The library is built on top of `libsecp256k1` for elliptic curve arithmetic and OpenSSL for hashing and randomness.
## Features
### 1. Confidential Balances (EC-ElGamal)
- **Additive Homomorphic Encryption:** Enables the ledger to aggregate encrypted balances (e.g., `Enc(A) + Enc(B) = Enc(A+B)`) without decryption.
- **Canonical Zero:** Deterministic encryption of zero balances to prevent ledger state bloat and ensure consistency.
### 2. Range Proofs (Bulletproofs)
- **Aggregated Proofs:** Supports proving that $m$ values are within the range $[0, 2^{64})$ in a single proof with logarithmic size $\mathcal{O}(\log n)$.
- **Inner Product Argument (IPA):** Implements the standard Bulletproofs IPA for succinct verification.
- **Fiat-Shamir:** Secure non-interactive challenge generation with strict domain separation.
### 3. Zero-Knowledge Proofs (Sigma Protocols)
- **Plaintext Equality:** Proves two or more ciphertexts encrypt the same amount under different keys.
- **Linkage Proof:** Proves consistency between an ElGamal ciphertext (used for transfer) and a Pedersen Commitment (used for the range proof).

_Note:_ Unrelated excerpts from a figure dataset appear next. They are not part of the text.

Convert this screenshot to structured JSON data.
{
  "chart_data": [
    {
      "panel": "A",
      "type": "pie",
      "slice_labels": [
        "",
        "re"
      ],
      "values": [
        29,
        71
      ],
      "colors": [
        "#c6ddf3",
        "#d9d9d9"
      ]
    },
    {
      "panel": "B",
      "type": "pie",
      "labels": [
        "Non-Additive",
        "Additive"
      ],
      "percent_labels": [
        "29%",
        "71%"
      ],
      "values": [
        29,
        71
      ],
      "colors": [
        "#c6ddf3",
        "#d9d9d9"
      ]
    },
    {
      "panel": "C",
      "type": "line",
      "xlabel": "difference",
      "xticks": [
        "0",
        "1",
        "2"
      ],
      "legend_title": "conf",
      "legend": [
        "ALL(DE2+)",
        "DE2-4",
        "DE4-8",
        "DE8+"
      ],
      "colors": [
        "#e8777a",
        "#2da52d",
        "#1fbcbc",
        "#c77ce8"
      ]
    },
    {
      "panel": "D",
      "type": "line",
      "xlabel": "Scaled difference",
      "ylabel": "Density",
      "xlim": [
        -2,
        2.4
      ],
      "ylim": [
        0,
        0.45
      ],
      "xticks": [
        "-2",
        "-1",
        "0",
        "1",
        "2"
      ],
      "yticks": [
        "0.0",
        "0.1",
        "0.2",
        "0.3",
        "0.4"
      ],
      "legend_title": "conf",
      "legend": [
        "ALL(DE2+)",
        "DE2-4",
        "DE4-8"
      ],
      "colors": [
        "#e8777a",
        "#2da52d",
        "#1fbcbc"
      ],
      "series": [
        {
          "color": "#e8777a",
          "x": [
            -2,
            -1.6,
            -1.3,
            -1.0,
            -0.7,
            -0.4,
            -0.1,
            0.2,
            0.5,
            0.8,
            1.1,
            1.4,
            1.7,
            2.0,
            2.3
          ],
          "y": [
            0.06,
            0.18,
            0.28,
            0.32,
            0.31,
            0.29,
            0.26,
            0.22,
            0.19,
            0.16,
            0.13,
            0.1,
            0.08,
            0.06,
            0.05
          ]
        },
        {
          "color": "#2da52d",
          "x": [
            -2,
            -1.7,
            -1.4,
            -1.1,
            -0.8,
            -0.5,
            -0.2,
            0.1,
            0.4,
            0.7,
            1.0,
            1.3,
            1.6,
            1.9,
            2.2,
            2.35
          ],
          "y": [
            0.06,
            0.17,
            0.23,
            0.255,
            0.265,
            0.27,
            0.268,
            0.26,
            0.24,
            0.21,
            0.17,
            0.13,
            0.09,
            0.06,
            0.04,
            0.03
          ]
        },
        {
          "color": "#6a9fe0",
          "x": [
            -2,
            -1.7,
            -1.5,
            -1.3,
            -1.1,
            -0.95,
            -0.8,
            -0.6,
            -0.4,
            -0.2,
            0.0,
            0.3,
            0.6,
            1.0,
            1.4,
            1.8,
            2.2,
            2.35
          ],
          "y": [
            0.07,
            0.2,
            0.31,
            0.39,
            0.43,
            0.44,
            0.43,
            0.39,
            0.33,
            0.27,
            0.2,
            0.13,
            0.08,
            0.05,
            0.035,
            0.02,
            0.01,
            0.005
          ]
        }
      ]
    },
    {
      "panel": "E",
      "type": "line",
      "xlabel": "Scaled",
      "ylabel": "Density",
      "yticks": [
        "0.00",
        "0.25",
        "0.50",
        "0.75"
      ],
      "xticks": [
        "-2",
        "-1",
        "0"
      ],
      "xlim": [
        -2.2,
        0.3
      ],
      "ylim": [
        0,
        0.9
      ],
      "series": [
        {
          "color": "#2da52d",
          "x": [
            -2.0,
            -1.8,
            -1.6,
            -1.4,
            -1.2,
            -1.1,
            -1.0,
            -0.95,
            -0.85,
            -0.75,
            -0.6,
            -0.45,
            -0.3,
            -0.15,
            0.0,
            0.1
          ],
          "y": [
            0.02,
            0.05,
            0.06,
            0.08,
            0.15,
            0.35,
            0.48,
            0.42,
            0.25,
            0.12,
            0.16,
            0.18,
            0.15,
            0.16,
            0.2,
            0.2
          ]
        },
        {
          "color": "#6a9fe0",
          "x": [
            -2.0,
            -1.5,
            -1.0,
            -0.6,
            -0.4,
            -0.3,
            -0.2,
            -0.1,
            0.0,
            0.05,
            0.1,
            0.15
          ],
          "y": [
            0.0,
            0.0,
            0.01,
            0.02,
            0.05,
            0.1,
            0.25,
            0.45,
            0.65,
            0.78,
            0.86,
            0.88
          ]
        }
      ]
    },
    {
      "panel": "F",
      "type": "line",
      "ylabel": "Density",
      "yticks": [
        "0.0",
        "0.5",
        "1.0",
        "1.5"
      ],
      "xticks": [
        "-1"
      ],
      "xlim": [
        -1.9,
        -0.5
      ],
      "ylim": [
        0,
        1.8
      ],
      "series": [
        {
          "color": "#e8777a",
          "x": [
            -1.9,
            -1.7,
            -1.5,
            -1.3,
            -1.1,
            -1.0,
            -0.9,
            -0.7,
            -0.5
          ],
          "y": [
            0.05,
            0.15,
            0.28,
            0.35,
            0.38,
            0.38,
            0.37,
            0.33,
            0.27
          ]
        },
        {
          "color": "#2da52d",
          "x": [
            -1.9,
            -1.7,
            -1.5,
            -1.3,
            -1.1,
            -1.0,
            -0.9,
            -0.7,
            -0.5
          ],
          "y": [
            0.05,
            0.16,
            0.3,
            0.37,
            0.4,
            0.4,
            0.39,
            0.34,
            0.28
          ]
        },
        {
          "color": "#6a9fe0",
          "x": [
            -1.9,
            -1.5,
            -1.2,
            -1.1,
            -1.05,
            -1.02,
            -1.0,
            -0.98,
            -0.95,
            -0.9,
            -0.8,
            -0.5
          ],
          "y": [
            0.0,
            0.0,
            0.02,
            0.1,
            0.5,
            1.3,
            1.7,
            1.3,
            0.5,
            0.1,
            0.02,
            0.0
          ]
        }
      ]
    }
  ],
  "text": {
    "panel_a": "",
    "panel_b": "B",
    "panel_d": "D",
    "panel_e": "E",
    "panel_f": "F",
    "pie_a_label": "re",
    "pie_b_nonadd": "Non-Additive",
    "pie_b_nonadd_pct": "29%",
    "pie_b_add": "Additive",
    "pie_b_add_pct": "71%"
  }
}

- **Proof of Knowledge (PoK):** Proves ownership of the secret key during account registration to prevent rogue key attacks.
## Building and Testing
### Prerequisites
Before building, ensure you have the following installed:
- **CMake** (version 3.10 or higher)
- **C Compiler** (GCC, Clang, or AppleClang)
On macOS with Homebrew:
```bash
brew install cmake
```
On Ubuntu/Debian:
```bash
sudo apt-get install cmake build-essential
```
### Dependency Setup
Set up Conan using [xrpld's BUILD.md](https://github.com/XRPLF/rippled/blob/develop/BUILD.md#steps)
### Build Instructions
Run following commands to build the library
1. Create build directory:
```bash
mkdir build && cd build
```
2. Buld dependencies:
```bash
conan install .. --build=missing -o "&:tests=True"
```
3. Run CMake:
```bash
cmake .. \
-DCMAKE_BUILD_TYPE=Release \
-G Ninja \
-DCMAKE_TOOLCHAIN_FILE:FILEPATH=build/generators/conan_toolchain.cmake
```
4. **Build the library and tests:**
```bash
ninja
```
### Running Tests
After building, run the test suite using CTest from the build directory:
```bash
ctest --output-on-failure
```
Or run individual tests directly:
```bash
./tests/test_elgamal
./tests/test_bulletproof_agg
./tests/test_commitments
```
### Expected Results
The following tests should pass:
- `test_bulletproof_agg` - Aggregated Bulletproof range proofs
- `test_commitments` - Pedersen commitments
- `test_elgamal` - ElGamal encryption/decryption
- `test_elgamal_verify` - ElGamal verification
- `test_equality_proof` - Equality proofs
- `test_ipa` - Inner Product Argument (IPA) Core Logic
- `test_link_proof` - Linkage proofs
- `test_pok_sk` - Proof of knowledge of secret key
- `test_same_plaintext` - Same plaintext proofs
- `test_same_plaintext_multi` - Multi-recipient same plaintext proofs
- `test_same_plaintext_multi_shared_r` - Shared randomness variant
**Note:** `test_bulletproof.c` is excluded from the build because the aggregated implementation (bulletproof_aggregated.c) is fully general; verifying the m=1 case is now covered by test_bulletproof_agg.c.
## Documentation
Two public documents cover the design choices and integration details:
- **XLS-0096 Standard Specification:** [XRPL Standards – XLS-0096](https://github.com/XRPLF/XRPL-Standards/tree/master/XLS-0096-confidential-mpt)
The specification covers the protocol design and how it integrates with the XRPL ledger.
- **Research Paper:** [ePrint 2026/602](https://eprint.iacr.org/2026/602)
The paper provides a deeper dive into the cryptographic design choices and security analysis.